We estimate a $42 stock price for Coca-Cola, which is around 5% below the current market price.
Coca-Cola is known for selling carbonated drinks, which account for almost two-thirds of the company’s value, by our estimates. The company has long been in the firing line of health activists, who discourage consumption of beverages with high amounts of sugars, calories, and artificial substances — all of which are attributes of sodas such as Diet Coke and Coca-Cola. Growing health and wellness concerns are the main reason for the soda slowdown in the last decade or so in the U.S. On the other hand, the fluid milk market is also in decline in the domestic market, despite the fact that health concerns support milk intake. Traditional milk is faced with growing competition from non-dairy milk alternatives and other healthy foods such as yogurt and energy bars. Consumption of milk is also falling as more and more customers skip breakfast altogether. In fact, half of the U.S. population above 18 years of age doesn’t drink milk. This telling statistic supports why per capita consumption in the country is estimated to drop 6% by 2025 to 86.6 kilograms, down from approximately 92 kilograms currently.

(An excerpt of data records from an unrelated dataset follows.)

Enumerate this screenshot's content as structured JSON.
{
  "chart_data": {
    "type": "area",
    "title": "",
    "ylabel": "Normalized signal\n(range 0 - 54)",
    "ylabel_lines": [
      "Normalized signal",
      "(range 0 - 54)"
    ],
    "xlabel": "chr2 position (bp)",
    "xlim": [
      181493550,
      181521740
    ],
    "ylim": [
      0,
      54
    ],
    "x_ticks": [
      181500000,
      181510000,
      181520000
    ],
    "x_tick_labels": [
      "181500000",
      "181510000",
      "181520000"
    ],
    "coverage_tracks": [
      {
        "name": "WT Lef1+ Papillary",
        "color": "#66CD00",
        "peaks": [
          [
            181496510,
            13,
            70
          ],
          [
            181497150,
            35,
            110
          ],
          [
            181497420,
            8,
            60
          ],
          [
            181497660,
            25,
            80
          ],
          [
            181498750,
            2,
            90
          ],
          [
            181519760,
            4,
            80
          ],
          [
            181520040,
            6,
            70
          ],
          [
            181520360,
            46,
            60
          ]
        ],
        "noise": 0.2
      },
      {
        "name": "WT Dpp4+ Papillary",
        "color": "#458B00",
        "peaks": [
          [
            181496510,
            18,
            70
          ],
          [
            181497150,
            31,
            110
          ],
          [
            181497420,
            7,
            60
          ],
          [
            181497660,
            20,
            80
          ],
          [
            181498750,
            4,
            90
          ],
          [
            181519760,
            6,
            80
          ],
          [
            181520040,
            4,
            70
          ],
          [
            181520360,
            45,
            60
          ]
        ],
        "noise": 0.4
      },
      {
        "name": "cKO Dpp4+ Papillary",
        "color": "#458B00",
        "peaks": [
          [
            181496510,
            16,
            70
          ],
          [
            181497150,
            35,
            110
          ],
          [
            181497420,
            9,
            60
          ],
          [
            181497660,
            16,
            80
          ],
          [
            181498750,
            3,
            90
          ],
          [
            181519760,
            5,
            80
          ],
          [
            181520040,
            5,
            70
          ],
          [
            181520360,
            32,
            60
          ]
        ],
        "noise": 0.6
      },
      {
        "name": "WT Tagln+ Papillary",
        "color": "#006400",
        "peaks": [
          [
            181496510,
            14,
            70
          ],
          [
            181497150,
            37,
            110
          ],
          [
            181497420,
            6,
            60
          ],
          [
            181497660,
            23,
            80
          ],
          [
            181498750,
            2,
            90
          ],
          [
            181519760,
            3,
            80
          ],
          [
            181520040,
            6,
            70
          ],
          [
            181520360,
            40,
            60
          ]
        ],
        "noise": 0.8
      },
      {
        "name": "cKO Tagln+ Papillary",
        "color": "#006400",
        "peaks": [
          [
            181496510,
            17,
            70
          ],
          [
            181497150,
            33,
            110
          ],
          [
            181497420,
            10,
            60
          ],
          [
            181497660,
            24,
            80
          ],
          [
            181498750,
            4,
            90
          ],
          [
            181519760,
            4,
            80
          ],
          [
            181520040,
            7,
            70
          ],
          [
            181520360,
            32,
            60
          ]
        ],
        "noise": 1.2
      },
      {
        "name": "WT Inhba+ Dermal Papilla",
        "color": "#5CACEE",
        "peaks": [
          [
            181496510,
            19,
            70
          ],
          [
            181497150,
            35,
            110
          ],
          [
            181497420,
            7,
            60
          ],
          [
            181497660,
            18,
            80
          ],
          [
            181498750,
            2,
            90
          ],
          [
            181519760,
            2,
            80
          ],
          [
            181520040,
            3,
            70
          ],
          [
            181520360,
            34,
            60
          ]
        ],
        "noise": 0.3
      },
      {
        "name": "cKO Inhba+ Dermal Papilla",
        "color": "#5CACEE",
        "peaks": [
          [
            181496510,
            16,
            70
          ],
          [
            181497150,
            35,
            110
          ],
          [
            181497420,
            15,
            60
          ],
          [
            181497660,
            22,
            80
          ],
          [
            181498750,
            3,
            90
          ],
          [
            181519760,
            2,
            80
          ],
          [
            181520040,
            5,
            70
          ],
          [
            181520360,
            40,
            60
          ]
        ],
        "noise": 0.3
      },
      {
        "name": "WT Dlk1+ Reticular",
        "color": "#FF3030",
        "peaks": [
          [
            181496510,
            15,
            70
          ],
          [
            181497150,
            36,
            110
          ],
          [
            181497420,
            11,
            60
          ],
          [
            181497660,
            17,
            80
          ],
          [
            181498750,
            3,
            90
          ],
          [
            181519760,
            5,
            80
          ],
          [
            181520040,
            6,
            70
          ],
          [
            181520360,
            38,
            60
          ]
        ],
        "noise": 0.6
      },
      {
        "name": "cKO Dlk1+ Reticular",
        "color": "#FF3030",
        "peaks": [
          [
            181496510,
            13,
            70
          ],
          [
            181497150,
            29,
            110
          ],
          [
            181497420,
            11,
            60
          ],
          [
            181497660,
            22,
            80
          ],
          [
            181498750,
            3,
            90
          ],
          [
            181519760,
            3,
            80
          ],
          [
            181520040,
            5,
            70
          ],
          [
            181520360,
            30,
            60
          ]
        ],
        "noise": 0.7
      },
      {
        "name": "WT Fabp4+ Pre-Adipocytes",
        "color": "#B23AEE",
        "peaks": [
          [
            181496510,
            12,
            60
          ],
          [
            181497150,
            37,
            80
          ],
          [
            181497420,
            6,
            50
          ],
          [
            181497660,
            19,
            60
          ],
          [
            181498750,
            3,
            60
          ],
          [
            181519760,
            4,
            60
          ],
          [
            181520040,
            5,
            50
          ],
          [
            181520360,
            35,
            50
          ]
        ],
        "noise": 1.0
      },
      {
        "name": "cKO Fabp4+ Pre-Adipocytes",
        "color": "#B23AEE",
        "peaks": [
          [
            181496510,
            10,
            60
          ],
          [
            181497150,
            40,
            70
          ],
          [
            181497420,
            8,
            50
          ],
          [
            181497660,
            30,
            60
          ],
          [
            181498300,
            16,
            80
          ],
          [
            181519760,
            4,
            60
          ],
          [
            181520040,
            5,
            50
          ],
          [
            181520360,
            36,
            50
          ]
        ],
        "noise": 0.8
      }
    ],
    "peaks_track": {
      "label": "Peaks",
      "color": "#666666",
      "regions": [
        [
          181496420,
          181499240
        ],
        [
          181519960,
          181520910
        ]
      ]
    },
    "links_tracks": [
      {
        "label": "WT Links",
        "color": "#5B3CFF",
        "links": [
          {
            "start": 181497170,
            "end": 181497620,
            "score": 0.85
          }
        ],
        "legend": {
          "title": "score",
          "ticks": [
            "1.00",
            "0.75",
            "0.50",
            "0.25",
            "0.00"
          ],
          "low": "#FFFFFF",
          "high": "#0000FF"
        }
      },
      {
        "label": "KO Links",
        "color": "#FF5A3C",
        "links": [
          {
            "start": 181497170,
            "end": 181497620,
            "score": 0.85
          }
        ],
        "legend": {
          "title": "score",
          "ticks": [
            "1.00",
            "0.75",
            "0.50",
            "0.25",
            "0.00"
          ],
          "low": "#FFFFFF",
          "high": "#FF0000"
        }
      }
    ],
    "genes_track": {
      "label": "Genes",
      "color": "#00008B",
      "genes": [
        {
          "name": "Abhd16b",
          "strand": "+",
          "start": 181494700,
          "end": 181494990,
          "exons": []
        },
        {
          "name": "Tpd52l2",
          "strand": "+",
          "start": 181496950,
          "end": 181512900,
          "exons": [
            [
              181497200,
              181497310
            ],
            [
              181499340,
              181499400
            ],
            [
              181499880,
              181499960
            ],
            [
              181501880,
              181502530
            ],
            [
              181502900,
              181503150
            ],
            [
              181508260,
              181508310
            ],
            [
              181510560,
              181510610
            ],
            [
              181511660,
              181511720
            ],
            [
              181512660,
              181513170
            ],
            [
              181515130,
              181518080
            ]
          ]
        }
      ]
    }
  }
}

Despite low levels of fluid milk consumption in the U.S. at present, Coca-Cola’s Fairlife could be able to derive meaningful growth from this segment, and here’s why:
Healthy Product, Strong Branding-
Coca-Cola is one of the most valued brands around the world, and strong branding and marketing initiatives could drive sales for Fairlife. Perception is one factor which impacts customers’ decision in choosing foods and beverages. Although studies argue how there is little to no meaningful difference between conventional and organic milk, the latter has seen a steep rise in sales in recent times, despite the overall decline in milk consumption. In 2013, while conventional milk volumes, which formed 95% of the net volumes, decreased 2.6% year-over-year, volumes for organic milk rose over 5%.  Words like “organic” and “sustainable” appeal to customers, and Coca-Cola’s Fairlife, which comes from sustainable family farms and is marketed as more nutritious, could also attract much attention, enough for customers to pay double the price of regular milk. Coca-Cola is looking to shake-up the U.S. fluid milk market through innovative advertising and marketing, and strategic packaging — Fairlife comes in bottles akin to juice bottles. In Denver’s test market, where Fairlife was introduced earlier in the year, the fluid milk brand showed a sales rise of 4%. Given Coca-Cola’s marketing muscle and strong brand appeal, Fairlife could garner meaningful sales following the nation-wide launch next month.
Premium Milk Could Boost Profitability
If Coca-Cola manages to achieve high volume sales of Fairlife in the future, the product’s high prices and economies of scale could boost the company’s net profitability. Bottled water is another high volume market, but Coca-Cola and other beverage makers such as PepsiCo don’t derive meaningful profits from this category mainly due to competitive pricing. In addition, Coca-Cola has been criticized for selling “bottled tap water,” which forced the company to withdraw its water brand Dasani from the U.K. in 2004. However, enhancing the quality of regular milk might not meet the same fate.
Coca-Cola’s Simply brand of juice and juice drinks grew 7% in North America last year (94% U.S., 6% Canada), despite the 1.9% decline in the overall fruit beverage segment in the domestic market. Even though the high amounts of sugars and calories have dissuaded consumers from juice consumption, especially orange juices, the Simply brand enjoys strong sales as it is marketed as healthier, all-natural, and contains no added sugar or preservatives. Fairlife could be another Simply for Coca-Cola, and in addition to boosting the company’s beverage portfolio and sales, this premium milk could very well shake-up the overall U.S. fluid milk market.